There’s no excuse for being late since all athletes have non-OKU coaches and managers accompanying them. Ziyad didn't just take a bus on his own.

At the appeal, the Malaysian manager gave one of the reasons for Zayid being late was that they could not understand the language used in the announcements.

This was quickly shot down as the other competitors also heard the same announcements; not understanding the announcement because it was in a different language does not fly.

Some have argued that since the referee allowed Ziyad to participate (despite being late), this suggests the referee concluded the opposite of what the Committee did i.e. that the referee felt the rules weren’t air-tight or else why let a late Ziyad compete?

However, and sadly, this doesn’t hold water. When an athlete comes late to the Call Room, he would be asked to provide his reason(s). Each reason would take time to be investigated. The latecomers were not stopped from competing in case the reason(s) was found to be valid, hence “under protest.” That's the protocol.

The referee allowing Ziyad to compete has no bearing on the final decision to withdraw his medals.

National paralympic shot putter Muhammad Ziyad Zolkefli competes in the F20 shot put event (learning difficulties category) at the Tokyo 2020 Paralympic Games at the Olympic Stadium, August 31, 2021. — Bernama pic
National paralympic shot putter Muhammad Ziyad Zolkefli competes in the F20 shot put event (learning difficulties category) at the Tokyo 2020 Paralympic Games at the Olympic Stadium, August 31, 2021. — Bernama pic

No matter how “silly” we think these rules are, when push comes to shove, there’s no way around it. If the International Paralympic Committee does NOT maintain the firm standard of disqualifying participants for lateness then the whole rule may as well be thrown out.

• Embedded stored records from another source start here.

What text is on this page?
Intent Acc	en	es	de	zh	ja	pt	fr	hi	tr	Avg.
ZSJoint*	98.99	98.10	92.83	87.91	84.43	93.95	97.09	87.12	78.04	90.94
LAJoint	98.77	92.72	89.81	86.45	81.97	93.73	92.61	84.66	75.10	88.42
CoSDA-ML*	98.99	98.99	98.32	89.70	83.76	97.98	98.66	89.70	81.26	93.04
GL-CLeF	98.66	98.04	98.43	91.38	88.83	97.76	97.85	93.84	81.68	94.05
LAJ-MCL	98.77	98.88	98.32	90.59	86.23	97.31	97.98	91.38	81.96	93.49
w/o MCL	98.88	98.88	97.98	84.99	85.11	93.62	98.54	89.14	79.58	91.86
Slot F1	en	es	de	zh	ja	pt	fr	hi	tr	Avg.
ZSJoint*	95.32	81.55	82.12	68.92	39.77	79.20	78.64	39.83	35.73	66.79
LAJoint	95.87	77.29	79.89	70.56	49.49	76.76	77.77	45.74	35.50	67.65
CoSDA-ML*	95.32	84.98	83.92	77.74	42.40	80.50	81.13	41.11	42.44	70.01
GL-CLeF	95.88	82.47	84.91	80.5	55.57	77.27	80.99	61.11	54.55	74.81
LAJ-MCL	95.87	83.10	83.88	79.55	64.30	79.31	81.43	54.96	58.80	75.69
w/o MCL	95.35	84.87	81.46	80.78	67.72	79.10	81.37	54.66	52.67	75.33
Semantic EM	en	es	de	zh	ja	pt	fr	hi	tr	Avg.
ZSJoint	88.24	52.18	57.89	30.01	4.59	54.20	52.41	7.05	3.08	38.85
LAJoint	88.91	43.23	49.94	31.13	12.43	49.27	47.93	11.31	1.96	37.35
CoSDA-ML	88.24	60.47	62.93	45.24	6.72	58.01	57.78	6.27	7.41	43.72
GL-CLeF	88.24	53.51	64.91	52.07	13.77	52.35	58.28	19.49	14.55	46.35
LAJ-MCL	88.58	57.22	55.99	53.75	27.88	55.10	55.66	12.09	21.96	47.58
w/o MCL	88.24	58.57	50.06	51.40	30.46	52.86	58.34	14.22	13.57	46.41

For better or worse, Olympic rules aren’t like Premier League rules where a referee can disallow a penalty call and show a yellow card to the “diving” striker on a Thursday night game and refuse to bring out a card during the weekend.

Olympic rules are more like Covid-19 SOP penalties: If someone is fined RM1,000 for not wearing a mask in a shop, another guy not wearing a mask in the same shop should also be fined the same.

In Ziyad’s case, he was late by three minutes for no justifiable reason (like the transportation being involved in a pile-up). This means he was late, period. Which means his medal should be withdrawn.

I hate this as much as any Malaysian but I can’t deny it’s a fact (even as I secretly wish the Committee would have looked the other way).

I only hope that Ziyad’s team manager and coach have learned this very tough lesson as well: That minutes matter.

*This is the personal opinion of the columnist.